JS Hook Pattern (text/content only)

<script>
  const labels = ['A', 'B', 'C'];
  const el = document.getElementById('label');

  window.onTimelineUpdate = (t) => {
    const idx = Math.floor(Math.max(0, t) / 1.2) % labels.length;
    el.textContent = labels[idx];
  };
</script>

Time Semantics (t vs globalTime)

  • onTimelineUpdate(t, globalTime) supports two time domains:
    • t: clip-local time (resets to 0 when clip changes). This is the default for most HTML animations.
    • globalTime: continuous timeline across clips. Use only when an element must stay continuous through cross-clip transitions.
  • Do not assume t is media-local.
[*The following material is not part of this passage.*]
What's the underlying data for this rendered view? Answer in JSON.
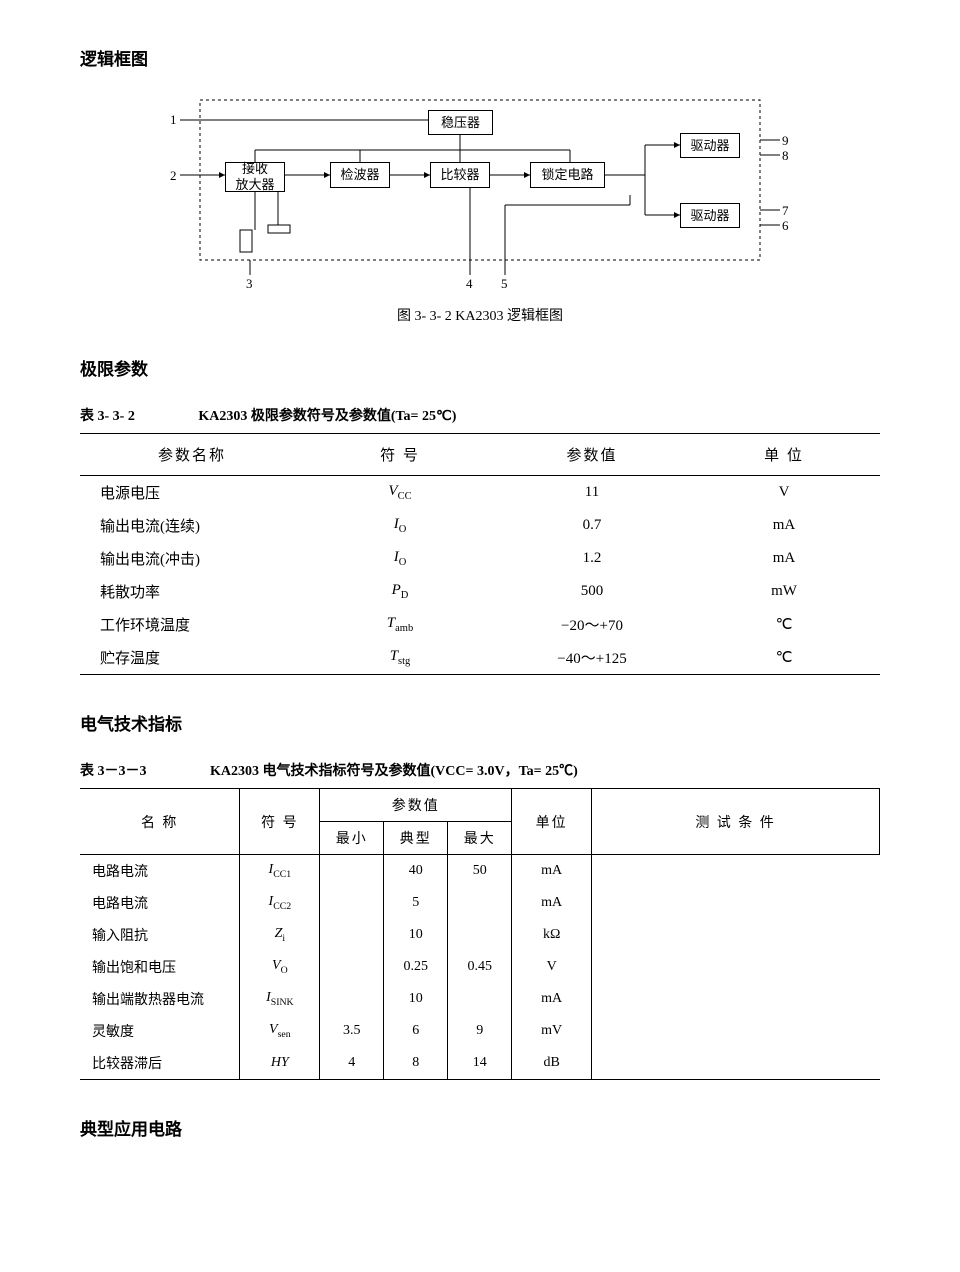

If a media appears mid-clip, t may already be large when it first becomes visible.
  • For media-local behavior (e.g., toggle starts animating when this media appears), anchor from first visible globalTime and derive:
    • local = globalTime - mediaStartGlobalTime
  • Keep fallback for compatibility:
    window.onTimelineUpdate = (t, globalTime) => {
      const g = Number.isFinite(globalTime) ? globalTime : t;
      // use `t` for normal clip-local animation, `g` only when continuity is required
    };
    

Determinism Checklist

  • Seeking to any t yields exactly one deterministic frame.
  • Animation state must not depend on "previous frame".
  • Cross-clip transition visuals should be continuous in both clips.
  • Final frame (t = totalDuration) must remain on the last clip (no wrap to first clip).

Limitations

  • Requires FFmpeg to be installed on the system
  • TTS generation requires internet connection (Microsoft Edge TTS)
  • Rendering is CPU-intensive and may take several minutes
  • Maximum TTS text length: ~1000 characters per clip
  • Frame capture requires sufficient disk space

Transparency Statement

This skill executes shell commands and spawns child processes for video rendering. All operations are limited to:

  1. Starting a local development server (Vite)
  2. Running FFmpeg for video encoding
  3. Launching Puppeteer for frame capture
  4. Detecting browser executables on the system

No arbitrary code execution or user input is passed to shell commands. All file paths and commands are predefined and validated.